During my work on product images at Meta, we treated image data and metadata (labels) as distinct but coordinated entities. In Distributed RAG systems, this split often causes consistency issues.
Distributed Consistency Risks:
Updating a document that contains both text and images requires coordinated writes across different storage backends (Vector DB for text, S3 for images).
- The Risk: If the image upload fails but the text index updates, you have a corrupted state.

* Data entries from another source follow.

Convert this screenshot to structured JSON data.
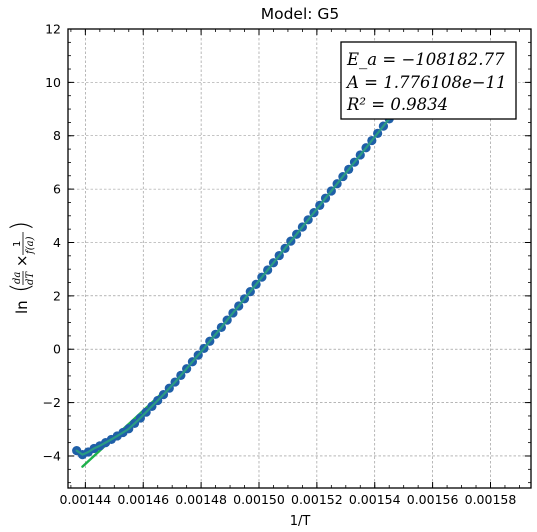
{
  "chart_data": {
    "type": "scatter",
    "title": "Model: G5",
    "xlabel": "1/T",
    "ylabel": "ln(da/dT × 1/f(a))",
    "xlim": [
      0.001434,
      0.001594
    ],
    "ylim": [
      -5.2,
      12
    ],
    "xticks": [
      0.00144,
      0.00146,
      0.00148,
      0.0015,
      0.00152,
      0.00154,
      0.00156,
      0.00158
    ],
    "xtick_labels": [
      "0.00144",
      "0.00146",
      "0.00148",
      "0.00150",
      "0.00152",
      "0.00154",
      "0.00156",
      "0.00158"
    ],
    "yticks": [
      -4,
      -2,
      0,
      2,
      4,
      6,
      8,
      10,
      12
    ],
    "ytick_labels": [
      "−4",
      "−2",
      "0",
      "2",
      "4",
      "6",
      "8",
      "10",
      "12"
    ],
    "grid": true,
    "series": [
      {
        "kind": "points",
        "color": "#1f5fa8",
        "x": [
          0.001437,
          0.001439,
          0.001441,
          0.001443,
          0.001445,
          0.001447,
          0.001449,
          0.001451,
          0.001453,
          0.001455,
          0.001457,
          0.001459,
          0.001461,
          0.001463,
          0.001465,
          0.001467,
          0.001469,
          0.001471,
          0.001473,
          0.001475,
          0.001477,
          0.001479,
          0.001481,
          0.001483,
          0.001485,
          0.001487,
          0.001489,
          0.001491,
          0.001493,
          0.001495,
          0.001497,
          0.001499,
          0.001501,
          0.001503,
          0.001505,
          0.001507,
          0.001509,
          0.001511,
          0.001513,
          0.001515,
          0.001517,
          0.001519,
          0.001521,
          0.001523,
          0.001525,
          0.001527,
          0.001529,
          0.001531,
          0.001533,
          0.001535,
          0.001537,
          0.001539,
          0.001541,
          0.001543,
          0.001545,
          0.001547,
          0.001549,
          0.001551,
          0.001553,
          0.001555,
          0.001557,
          0.001559
        ],
        "y": [
          -3.8,
          -3.95,
          -3.85,
          -3.72,
          -3.62,
          -3.5,
          -3.38,
          -3.25,
          -3.12,
          -2.98,
          -2.78,
          -2.58,
          -2.36,
          -2.14,
          -1.92,
          -1.7,
          -1.46,
          -1.23,
          -0.98,
          -0.73,
          -0.47,
          -0.22,
          0.03,
          0.3,
          0.56,
          0.82,
          1.09,
          1.36,
          1.62,
          1.89,
          2.16,
          2.43,
          2.7,
          2.97,
          3.24,
          3.51,
          3.78,
          4.05,
          4.31,
          4.58,
          4.85,
          5.12,
          5.39,
          5.66,
          5.93,
          6.2,
          6.47,
          6.74,
          7.01,
          7.28,
          7.55,
          7.82,
          8.09,
          8.36,
          8.63,
          8.9,
          9.17,
          9.44,
          9.71,
          9.98,
          10.25,
          10.52
        ]
      },
      {
        "kind": "fit-line",
        "color": "#1db14b",
        "x": [
          0.001439,
          0.001467
        ],
        "y": [
          -4.4,
          -1.6
        ]
      }
    ],
    "annotation": {
      "lines": [
        "E_a = −108182.77",
        "A = 1.776108e−11",
        "R² = 0.9834"
      ],
      "position": "top-right"
    }
  }
}
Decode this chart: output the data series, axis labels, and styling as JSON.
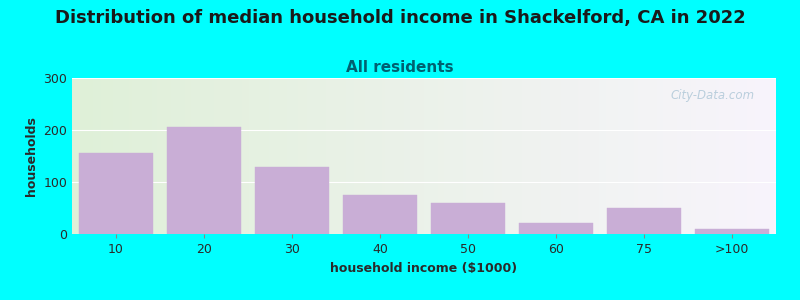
{
  "title": "Distribution of median household income in Shackelford, CA in 2022",
  "subtitle": "All residents",
  "xlabel": "household income ($1000)",
  "ylabel": "households",
  "background_color": "#00FFFF",
  "plot_bg_color_left": "#dff0d8",
  "plot_bg_color_right": "#f8f4fc",
  "bar_color": "#c9aed6",
  "bar_edgecolor": "#c9aed6",
  "categories": [
    "10",
    "20",
    "30",
    "40",
    "50",
    "60",
    "75",
    ">100"
  ],
  "values": [
    155,
    205,
    128,
    75,
    60,
    22,
    50,
    10
  ],
  "ylim": [
    0,
    300
  ],
  "yticks": [
    0,
    100,
    200,
    300
  ],
  "title_fontsize": 13,
  "subtitle_fontsize": 11,
  "axis_label_fontsize": 9,
  "tick_fontsize": 9,
  "watermark_text": "City-Data.com",
  "title_color": "#1a1a1a",
  "subtitle_color": "#006070",
  "axis_label_color": "#2a2a2a",
  "tick_color": "#2a2a2a",
  "watermark_color": "#b0c8d8"
}
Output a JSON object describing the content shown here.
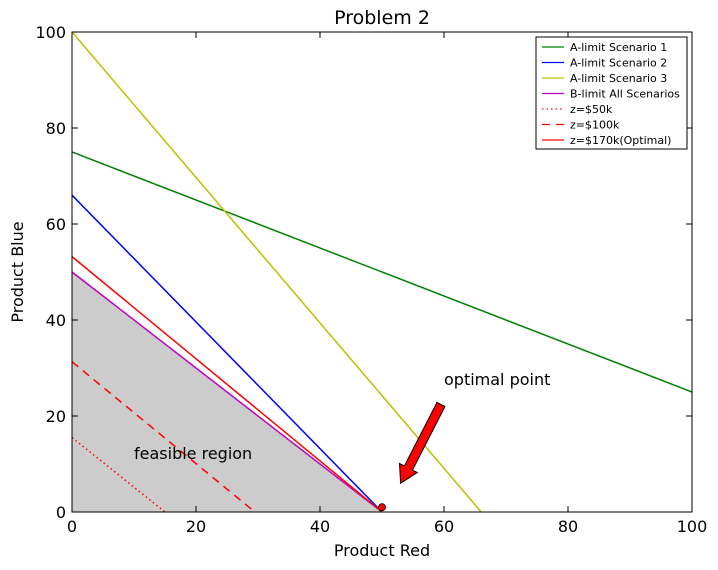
{
  "chart_data": {
    "type": "line",
    "title": "Problem 2",
    "xlabel": "Product Red",
    "ylabel": "Product Blue",
    "xlim": [
      0,
      100
    ],
    "ylim": [
      0,
      100
    ],
    "xticks": [
      0,
      20,
      40,
      60,
      80,
      100
    ],
    "yticks": [
      0,
      20,
      40,
      60,
      80,
      100
    ],
    "grid": false,
    "legend_position": "top-right",
    "series": [
      {
        "name": "A-limit Scenario 1",
        "color": "#008000",
        "style": "solid",
        "x": [
          0,
          100
        ],
        "y": [
          75,
          25
        ]
      },
      {
        "name": "A-limit Scenario 2",
        "color": "#0000ff",
        "style": "solid",
        "x": [
          0,
          50
        ],
        "y": [
          66,
          0
        ]
      },
      {
        "name": "A-limit Scenario 3",
        "color": "#bfbf00",
        "style": "solid",
        "x": [
          0,
          66
        ],
        "y": [
          100,
          0
        ]
      },
      {
        "name": "B-limit All Scenarios",
        "color": "#bf00bf",
        "style": "solid",
        "x": [
          0,
          50
        ],
        "y": [
          50,
          0
        ]
      },
      {
        "name": "z=$50k",
        "color": "#ff0000",
        "style": "dotted",
        "x": [
          0,
          15
        ],
        "y": [
          15.5,
          0
        ]
      },
      {
        "name": "z=$100k",
        "color": "#ff0000",
        "style": "dashed",
        "x": [
          0,
          29.5
        ],
        "y": [
          31.3,
          0
        ]
      },
      {
        "name": "z=$170k(Optimal)",
        "color": "#ff0000",
        "style": "solid",
        "x": [
          0,
          50
        ],
        "y": [
          53.2,
          0
        ]
      }
    ],
    "feasible_region": {
      "label": "feasible region",
      "color": "#cccccc",
      "polygon": [
        [
          0,
          0
        ],
        [
          0,
          50
        ],
        [
          50,
          0
        ]
      ]
    },
    "optimal_point": {
      "x": 50,
      "y": 1,
      "color": "#ff0000"
    },
    "annotations": [
      {
        "text": "feasible region",
        "x": 10,
        "y": 10
      },
      {
        "text": "optimal point",
        "x": 60,
        "y": 25,
        "arrow_to": [
          53,
          6
        ]
      }
    ]
  }
}
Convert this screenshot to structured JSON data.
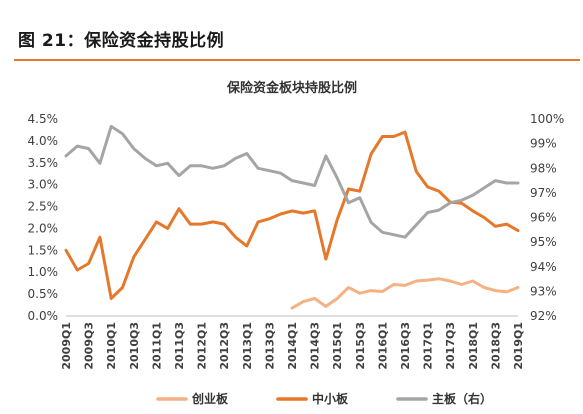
{
  "figure": {
    "title": "图 21：保险资金持股比例"
  },
  "colors": {
    "accent": "#e07a2e",
    "cyb": "#f4b183",
    "zxb": "#e5782a",
    "zb": "#a5a5a5"
  },
  "chart_data": {
    "type": "line",
    "title": "保险资金板块持股比例",
    "x": [
      "2009Q1",
      "2009Q2",
      "2009Q3",
      "2009Q4",
      "2010Q1",
      "2010Q2",
      "2010Q3",
      "2010Q4",
      "2011Q1",
      "2011Q2",
      "2011Q3",
      "2011Q4",
      "2012Q1",
      "2012Q2",
      "2012Q3",
      "2012Q4",
      "2013Q1",
      "2013Q2",
      "2013Q3",
      "2013Q4",
      "2014Q1",
      "2014Q2",
      "2014Q3",
      "2014Q4",
      "2015Q1",
      "2015Q2",
      "2015Q3",
      "2015Q4",
      "2016Q1",
      "2016Q2",
      "2016Q3",
      "2016Q4",
      "2017Q1",
      "2017Q2",
      "2017Q3",
      "2017Q4",
      "2018Q1",
      "2018Q2",
      "2018Q3",
      "2018Q4",
      "2019Q1"
    ],
    "x_tick_labels": [
      "2009Q1",
      "2009Q3",
      "2010Q1",
      "2010Q3",
      "2011Q1",
      "2011Q3",
      "2012Q1",
      "2012Q3",
      "2013Q1",
      "2013Q3",
      "2014Q1",
      "2014Q3",
      "2015Q1",
      "2015Q3",
      "2016Q1",
      "2016Q3",
      "2017Q1",
      "2017Q3",
      "2018Q1",
      "2018Q3",
      "2019Q1"
    ],
    "y_left": {
      "ylim": [
        0.0,
        4.5
      ],
      "ticks": [
        "0.0%",
        "0.5%",
        "1.0%",
        "1.5%",
        "2.0%",
        "2.5%",
        "3.0%",
        "3.5%",
        "4.0%",
        "4.5%"
      ]
    },
    "y_right": {
      "ylim": [
        92,
        100
      ],
      "ticks": [
        "92%",
        "93%",
        "94%",
        "95%",
        "96%",
        "97%",
        "98%",
        "99%",
        "100%"
      ]
    },
    "legend_position": "bottom",
    "series": [
      {
        "name": "创业板",
        "axis": "left",
        "color": "#f4b183",
        "values": [
          null,
          null,
          null,
          null,
          null,
          null,
          null,
          null,
          null,
          null,
          null,
          null,
          null,
          null,
          null,
          null,
          null,
          null,
          null,
          null,
          0.18,
          0.33,
          0.4,
          0.22,
          0.4,
          0.65,
          0.52,
          0.58,
          0.56,
          0.72,
          0.7,
          0.8,
          0.82,
          0.85,
          0.8,
          0.72,
          0.8,
          0.65,
          0.58,
          0.55,
          0.65
        ]
      },
      {
        "name": "中小板",
        "axis": "left",
        "color": "#e5782a",
        "values": [
          1.5,
          1.05,
          1.2,
          1.8,
          0.4,
          0.65,
          1.35,
          1.75,
          2.15,
          2.0,
          2.45,
          2.1,
          2.1,
          2.15,
          2.1,
          1.8,
          1.6,
          2.15,
          2.22,
          2.33,
          2.4,
          2.35,
          2.4,
          1.3,
          2.2,
          2.9,
          2.85,
          3.7,
          4.1,
          4.1,
          4.2,
          3.3,
          2.95,
          2.85,
          2.6,
          2.58,
          2.4,
          2.25,
          2.05,
          2.1,
          1.95
        ]
      },
      {
        "name": "主板（右）",
        "axis": "right",
        "color": "#a5a5a5",
        "values": [
          98.5,
          98.9,
          98.8,
          98.2,
          99.7,
          99.4,
          98.8,
          98.4,
          98.1,
          98.2,
          97.7,
          98.1,
          98.1,
          98.0,
          98.1,
          98.4,
          98.6,
          98.0,
          97.9,
          97.8,
          97.5,
          97.4,
          97.3,
          98.5,
          97.6,
          96.6,
          96.8,
          95.8,
          95.4,
          95.3,
          95.2,
          95.7,
          96.2,
          96.3,
          96.6,
          96.7,
          96.9,
          97.2,
          97.5,
          97.4,
          97.4
        ]
      }
    ]
  }
}
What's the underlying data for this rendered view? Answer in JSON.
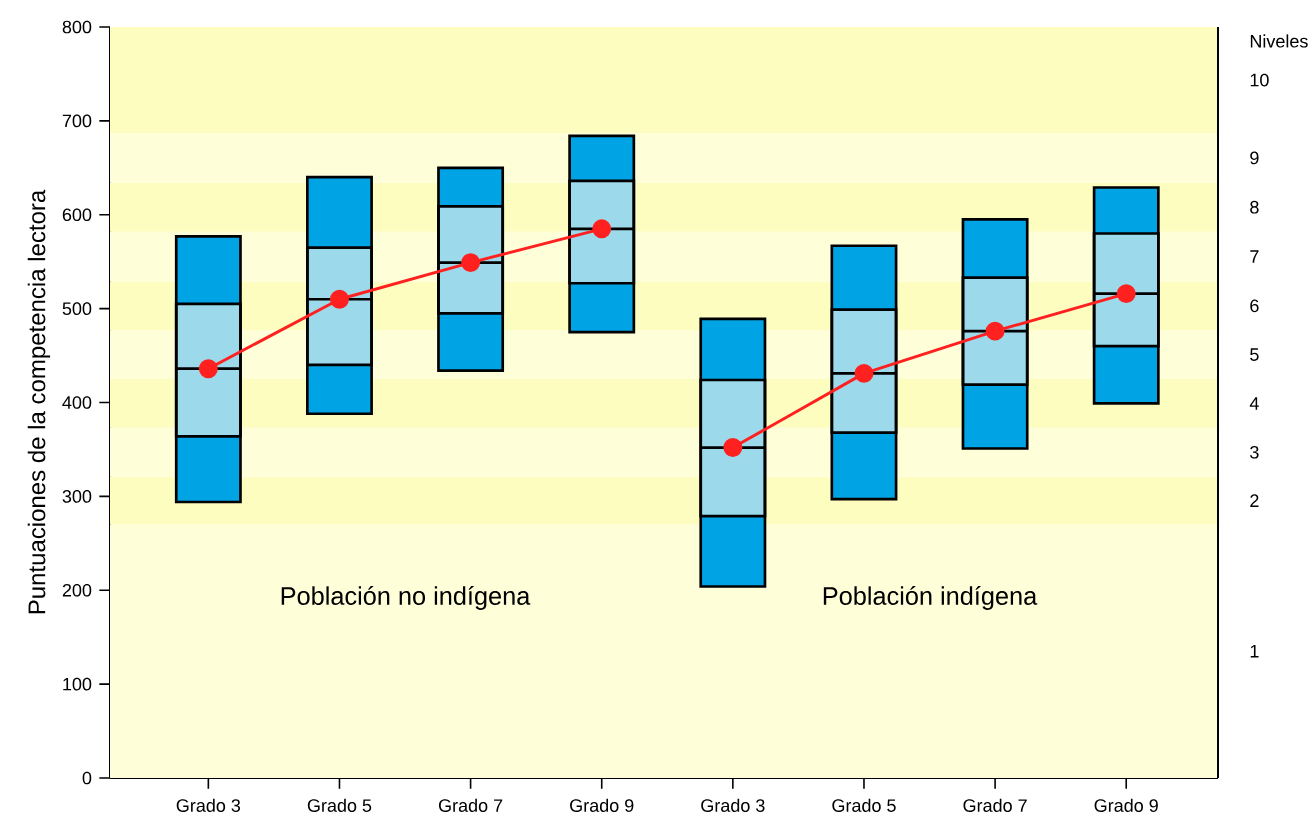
{
  "chart_data": {
    "type": "box",
    "ylabel": "Puntuaciones de la competencia lectora",
    "y2label": "Niveles",
    "categories": [
      "Grado 3",
      "Grado 5",
      "Grado 7",
      "Grado 9",
      "Grado 3",
      "Grado 5",
      "Grado 7",
      "Grado 9"
    ],
    "color": "#00a3e4",
    "ylim": [
      0,
      800
    ],
    "yticks": [
      0,
      100,
      200,
      300,
      400,
      500,
      600,
      700,
      800
    ],
    "series": [
      {
        "type": "box",
        "color": "#9cd9ea",
        "boxes": [
          {
            "low": 294,
            "q1": 364,
            "median": 436,
            "q3": 505,
            "high": 577
          },
          {
            "low": 388,
            "q1": 440,
            "median": 510,
            "q3": 565,
            "high": 640
          },
          {
            "low": 434,
            "q1": 495,
            "median": 549,
            "q3": 609,
            "high": 650
          },
          {
            "low": 475,
            "q1": 527,
            "median": 585,
            "q3": 636,
            "high": 684
          },
          {
            "low": 204,
            "q1": 279,
            "median": 352,
            "q3": 424,
            "high": 489
          },
          {
            "low": 297,
            "q1": 368,
            "median": 431,
            "q3": 499,
            "high": 567
          },
          {
            "low": 351,
            "q1": 419,
            "median": 476,
            "q3": 533,
            "high": 595
          },
          {
            "low": 399,
            "q1": 460,
            "median": 516,
            "q3": 580,
            "high": 629
          }
        ]
      },
      {
        "type": "line",
        "color": "#ff2020",
        "marker": "circle",
        "values": [
          436,
          510,
          549,
          585,
          null,
          null,
          null,
          null
        ]
      },
      {
        "type": "line",
        "color": "#ff2020",
        "marker": "circle",
        "values": [
          null,
          null,
          null,
          null,
          352,
          431,
          476,
          516
        ]
      }
    ],
    "bands": [
      {
        "axis": "y",
        "from": 0,
        "to": 270,
        "label": "1",
        "color": "#fefed9"
      },
      {
        "axis": "y",
        "from": 270,
        "to": 321,
        "label": "2",
        "color": "#fdfdbf"
      },
      {
        "axis": "y",
        "from": 321,
        "to": 373,
        "label": "3",
        "color": "#fefed9"
      },
      {
        "axis": "y",
        "from": 373,
        "to": 425,
        "label": "4",
        "color": "#fdfdbf"
      },
      {
        "axis": "y",
        "from": 425,
        "to": 477,
        "label": "5",
        "color": "#fefed9"
      },
      {
        "axis": "y",
        "from": 477,
        "to": 529,
        "label": "6",
        "color": "#fdfdbf"
      },
      {
        "axis": "y",
        "from": 529,
        "to": 582,
        "label": "7",
        "color": "#fefed9"
      },
      {
        "axis": "y",
        "from": 582,
        "to": 634,
        "label": "8",
        "color": "#fdfdbf"
      },
      {
        "axis": "y",
        "from": 634,
        "to": 687,
        "label": "9",
        "color": "#fefed9"
      },
      {
        "axis": "y",
        "from": 687,
        "to": 800,
        "label": "10",
        "color": "#fdfdbf"
      }
    ],
    "annotations": [
      "Población no indígena",
      "Población indígena"
    ]
  }
}
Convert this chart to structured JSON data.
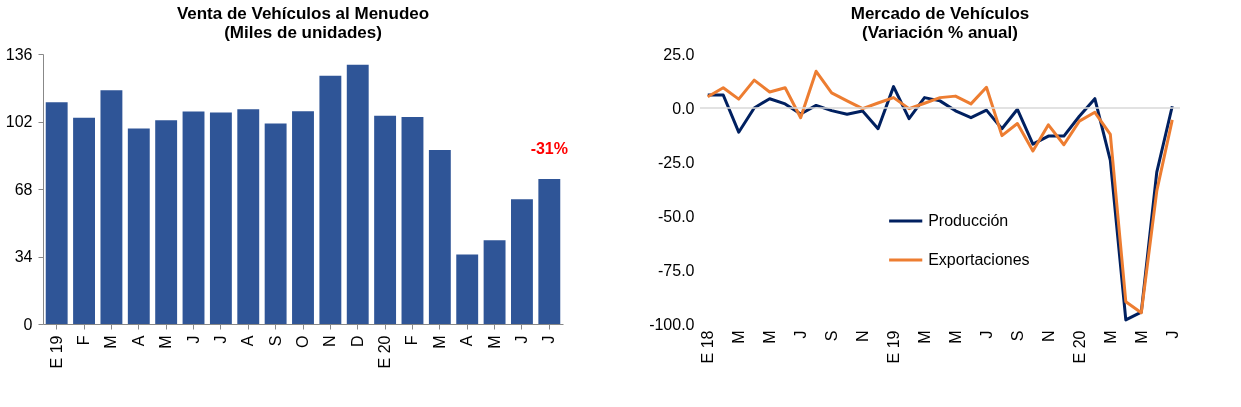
{
  "chart_data": [
    {
      "type": "bar",
      "title": "Venta de Vehículos al Menudeo",
      "subtitle": "(Miles de unidades)",
      "categories": [
        "E 19",
        "F",
        "M",
        "A",
        "M",
        "J",
        "J",
        "A",
        "S",
        "O",
        "N",
        "D",
        "E 20",
        "F",
        "M",
        "A",
        "M",
        "J",
        "J"
      ],
      "values": [
        111.7,
        103.9,
        117.7,
        98.5,
        102.6,
        107.1,
        106.5,
        108.2,
        101.0,
        107.2,
        125.1,
        130.6,
        104.9,
        104.3,
        87.6,
        35.0,
        42.2,
        62.9,
        73.1
      ],
      "color": "#2f5597",
      "ylim": [
        0,
        136
      ],
      "yticks": [
        0,
        34,
        68,
        102,
        136
      ],
      "grid": false,
      "annotations": [
        "-31%"
      ]
    },
    {
      "type": "line",
      "title": "Mercado de Vehículos",
      "subtitle": "(Variación % anual)",
      "categories": [
        "E 18",
        null,
        "M",
        null,
        "M",
        null,
        "J",
        null,
        "S",
        null,
        "N",
        null,
        "E 19",
        null,
        "M",
        null,
        "M",
        null,
        "J",
        null,
        "S",
        null,
        "N",
        null,
        "E 20",
        null,
        "M",
        null,
        "M",
        null,
        "J"
      ],
      "series": [
        {
          "name": "Producción",
          "color": "#002060",
          "values": [
            6.0,
            6.0,
            -11.2,
            0.0,
            4.3,
            1.9,
            -2.8,
            1.2,
            -1.2,
            -2.9,
            -1.4,
            -9.6,
            9.9,
            -4.9,
            4.8,
            3.3,
            -1.3,
            -4.5,
            -1.0,
            -9.6,
            -0.6,
            -16.7,
            -13.0,
            -13.0,
            -3.8,
            4.3,
            -24.2,
            -98.1,
            -94.5,
            -29.7,
            0.8
          ]
        },
        {
          "name": "Exportaciones",
          "color": "#ed7d31",
          "values": [
            5.2,
            9.4,
            4.1,
            12.9,
            7.4,
            9.4,
            -4.5,
            17.0,
            7.0,
            3.3,
            -0.3,
            2.3,
            4.8,
            -0.3,
            2.2,
            4.8,
            5.5,
            1.9,
            9.6,
            -12.8,
            -7.2,
            -19.9,
            -7.8,
            -17.0,
            -6.1,
            -2.0,
            -12.2,
            -89.7,
            -94.8,
            -38.4,
            -5.5
          ]
        }
      ],
      "ylim": [
        -100,
        25
      ],
      "yticks": [
        {
          "value": -100,
          "label": "-100.0"
        },
        {
          "value": -75,
          "label": "-75.0"
        },
        {
          "value": -50,
          "label": "-50.0"
        },
        {
          "value": -25,
          "label": "-25.0"
        },
        {
          "value": 0,
          "label": "0.0"
        },
        {
          "value": 25,
          "label": "25.0"
        }
      ],
      "grid": false,
      "legend": "center",
      "marker": "none",
      "line_style": "solid",
      "ref_lines": [
        {
          "axis": "y",
          "value": 0,
          "color": "#d9d9d9"
        }
      ]
    }
  ]
}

- The Stack: At enterprise scale, we used coordination services (like ZooKeeper) to manage state. At startup scale, Redis with Lua scripts is often sufficient to handle distributed locking and ensure atomicity.
Future-Proofing Your Architecture
RAG is not the final state of AI architecture. Long-context models (1M+ tokens) are shifting the problem from “retrieval” to “filtering.”
Infrastructure teams must prepare for:
- Specialized Retrieval Models: Generic embeddings are being replaced by domain-specific models (legal, code, medical).
- Hybrid Search: Combining vector similarity with keyword search (BM25) and Knowledge Graphs.
- Agentic Patterns: Agents that perform “search-synthesize-search” loops can triple your latency and cost. Strict timeout thresholds are mandatory.
Conclusion
Deploying RAG is ultimately an infrastructure challenge, not just an AI one. Success depends on boring operational fundamentals: observability, cost attribution, and system resilience.
Whether you are enforcing logging schemas at Meta or integrating sensitive private data at a seed-stage startup, the lesson is the same: Structure saves you. Unstructured data leads to unstructured answers. The most successful RAG deployments are the ones that treat data quality as an infrastructure problem, not just an ML one.